Le Sirenuse is a particularly famous place to stay in Positano. It was featured in the 1994 movie Only You starring Marisa Tomei and Robert Downey Jr. At Le Sirenuse the view will cost you more than 800 Euros. The better view you'll have while eating breakfast on your terrace is just 170 Euros a night (2007 prices). The location seems perfect for walking and exercise. There are only stairs up to Villa Rosa, but a porter will be happy to run back and forth to bring your luggage to your room. They can find a parking spot for your car. The staff is very friendly and helpful (and very strong). It takes 15-20 minutes to walk to the beach, and along the way are the shops and restaurants. It's all steps and stairs to the beach so bring appropriate shoes. (The best way to enjoy Le Sirenuse might be on the way back from the beach. Stop in and have a glass of spumate in the pool lounge area. While we were sipping, an invitation-only fashion show started, and they invited us to stay.)
Villa Nettuno. It is clean and low-budget, with spectacular views of the sea. A brother and sister run the place, and if you're lucky, you'll even meet their mother. The entrance is hard to find, but once you see the little sign, you'll climb up several flights of narrow stairs. If you go in spring, you'll take in the intoxicating aroma of wisteria along with the unforgettable views. The place gets a little spooky late at night, but that only adds to its charm.
Villa Gabrisa Positano – Via Pasitea, 219/227 . Telephone +39 089 811498 • Fax +39 089 811607. An ancient holiday home dedicated to the Rispoli family, today turned into a four star hotel of Positano with only nine guestrooms offering a fantastic view on the Mediterranean Sea. The Villa Gabrisa Hotel also presents its own restaurant Da Gabrisa, where one can enjoy the southern delicious cousine and the genuine wine of the Campania region.
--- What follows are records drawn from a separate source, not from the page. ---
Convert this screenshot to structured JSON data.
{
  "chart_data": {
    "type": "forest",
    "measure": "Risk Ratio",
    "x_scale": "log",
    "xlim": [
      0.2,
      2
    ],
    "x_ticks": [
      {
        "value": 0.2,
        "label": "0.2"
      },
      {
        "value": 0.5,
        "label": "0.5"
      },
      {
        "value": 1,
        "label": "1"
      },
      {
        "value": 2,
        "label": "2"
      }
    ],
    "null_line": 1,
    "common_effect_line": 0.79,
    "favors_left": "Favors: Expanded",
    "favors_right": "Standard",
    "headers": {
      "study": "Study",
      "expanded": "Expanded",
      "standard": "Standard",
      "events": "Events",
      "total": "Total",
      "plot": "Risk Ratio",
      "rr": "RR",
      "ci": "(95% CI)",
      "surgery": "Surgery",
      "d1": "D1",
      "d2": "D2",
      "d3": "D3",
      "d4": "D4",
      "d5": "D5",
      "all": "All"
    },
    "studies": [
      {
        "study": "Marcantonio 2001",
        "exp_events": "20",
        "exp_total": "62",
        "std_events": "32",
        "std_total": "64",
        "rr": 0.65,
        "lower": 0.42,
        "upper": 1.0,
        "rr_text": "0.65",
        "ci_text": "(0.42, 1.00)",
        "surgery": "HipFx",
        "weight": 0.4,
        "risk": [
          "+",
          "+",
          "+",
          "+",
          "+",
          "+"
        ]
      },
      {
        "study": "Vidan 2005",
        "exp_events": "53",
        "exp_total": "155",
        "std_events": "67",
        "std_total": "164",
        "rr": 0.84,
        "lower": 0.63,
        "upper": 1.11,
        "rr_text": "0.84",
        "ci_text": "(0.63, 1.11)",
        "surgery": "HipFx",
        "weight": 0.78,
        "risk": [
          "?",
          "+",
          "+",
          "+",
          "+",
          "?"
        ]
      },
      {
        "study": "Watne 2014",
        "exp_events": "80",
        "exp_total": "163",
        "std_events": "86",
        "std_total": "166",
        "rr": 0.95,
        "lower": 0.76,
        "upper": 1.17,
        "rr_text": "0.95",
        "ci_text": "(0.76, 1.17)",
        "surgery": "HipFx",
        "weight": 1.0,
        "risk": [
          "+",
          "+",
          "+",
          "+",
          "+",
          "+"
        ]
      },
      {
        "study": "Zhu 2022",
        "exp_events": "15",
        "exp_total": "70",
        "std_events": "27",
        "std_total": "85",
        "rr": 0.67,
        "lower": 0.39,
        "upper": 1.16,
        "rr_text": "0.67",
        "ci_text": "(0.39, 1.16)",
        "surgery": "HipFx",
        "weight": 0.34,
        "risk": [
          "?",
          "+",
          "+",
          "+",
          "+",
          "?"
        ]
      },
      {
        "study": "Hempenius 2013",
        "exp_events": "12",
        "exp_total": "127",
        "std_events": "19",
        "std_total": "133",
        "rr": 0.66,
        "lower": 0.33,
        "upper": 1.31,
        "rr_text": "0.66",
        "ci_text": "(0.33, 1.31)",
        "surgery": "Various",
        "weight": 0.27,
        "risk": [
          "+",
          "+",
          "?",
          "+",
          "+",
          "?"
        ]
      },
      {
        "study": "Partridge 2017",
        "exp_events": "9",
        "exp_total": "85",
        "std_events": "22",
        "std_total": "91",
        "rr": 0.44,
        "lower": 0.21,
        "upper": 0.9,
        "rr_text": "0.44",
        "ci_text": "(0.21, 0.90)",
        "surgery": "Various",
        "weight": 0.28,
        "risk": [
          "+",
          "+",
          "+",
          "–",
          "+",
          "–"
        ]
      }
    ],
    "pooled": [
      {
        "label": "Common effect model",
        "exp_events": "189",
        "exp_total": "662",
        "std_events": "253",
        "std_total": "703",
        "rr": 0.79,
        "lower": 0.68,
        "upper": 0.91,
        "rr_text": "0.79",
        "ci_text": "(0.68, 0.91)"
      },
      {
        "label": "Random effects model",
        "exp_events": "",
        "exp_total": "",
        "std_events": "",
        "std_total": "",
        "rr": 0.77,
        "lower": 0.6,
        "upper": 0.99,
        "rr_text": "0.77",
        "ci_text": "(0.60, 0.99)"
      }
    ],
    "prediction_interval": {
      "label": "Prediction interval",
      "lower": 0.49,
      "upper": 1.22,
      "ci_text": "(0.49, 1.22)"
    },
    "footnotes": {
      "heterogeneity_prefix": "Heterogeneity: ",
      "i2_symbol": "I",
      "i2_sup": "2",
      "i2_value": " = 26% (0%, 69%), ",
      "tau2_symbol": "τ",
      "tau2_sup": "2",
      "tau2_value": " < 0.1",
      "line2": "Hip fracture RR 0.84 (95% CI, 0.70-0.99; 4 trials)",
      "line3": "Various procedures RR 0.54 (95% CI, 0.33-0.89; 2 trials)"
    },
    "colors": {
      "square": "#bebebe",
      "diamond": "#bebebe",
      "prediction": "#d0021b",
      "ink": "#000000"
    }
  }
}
Villa Giusy Positano – Vicolo Vito Savino, 17 - Cap: 84017, Positano, Italy. . Telephone +39 06 64520553 • Fax +39 06 64520553. Cosy guest house of the lovely town of Positano with five bedrooms divided in singles, doubles and twins. All with private bath and a fantastic see view. Some, also with fireplace. Terrace, bar, dinning room and kitchen are the common areas of this self catering guest house of Positano. The rooms can be booked for a week and also for a month.
Villa Rosa is one of the best hotel bargains on the entire Amalfi Coast. Perched on a steep hillside, all of the 150-year-old villa's rooms overlook the beach and the spectacular Mediterranean water beyond. Rooms have private terraces (filled with flowers) overlooking the sea. For best views, make sure to get a room on the second or third floor.
Nocelle B&B. A warm, Italian welcome awaits you at this small B&B, situated in the village of Nocelle, perched on the mountainside a pleasant 20-minute drive or bus journey above the coastal resort of Positano. Apart from Italian, the host speaks English and German. For further information visit http://ninobb.moonfruit.com
Take the local bus to Montepertuso which leaves from the church. From there you need to find a small steep path uphill. The mountains along the Amalfi Coast have a hidden and unknown network of public footpaths and long stairs criss crossing the lemon teraces, from Montepertuso you will be able to walk to Santa Maria, a small church high up, and back down to Positano. This will give you stunning views down the coast featuring Capri, Positano and the sea. In springtime all sorts of rare spices and flowers grow between cypress trees. Make sure you get a map of some kind showing the footpaths since you WILL get lost without.
Julian Tippett has published a nice walking guide book for the area in the "Sunflower Countryside Guides" series.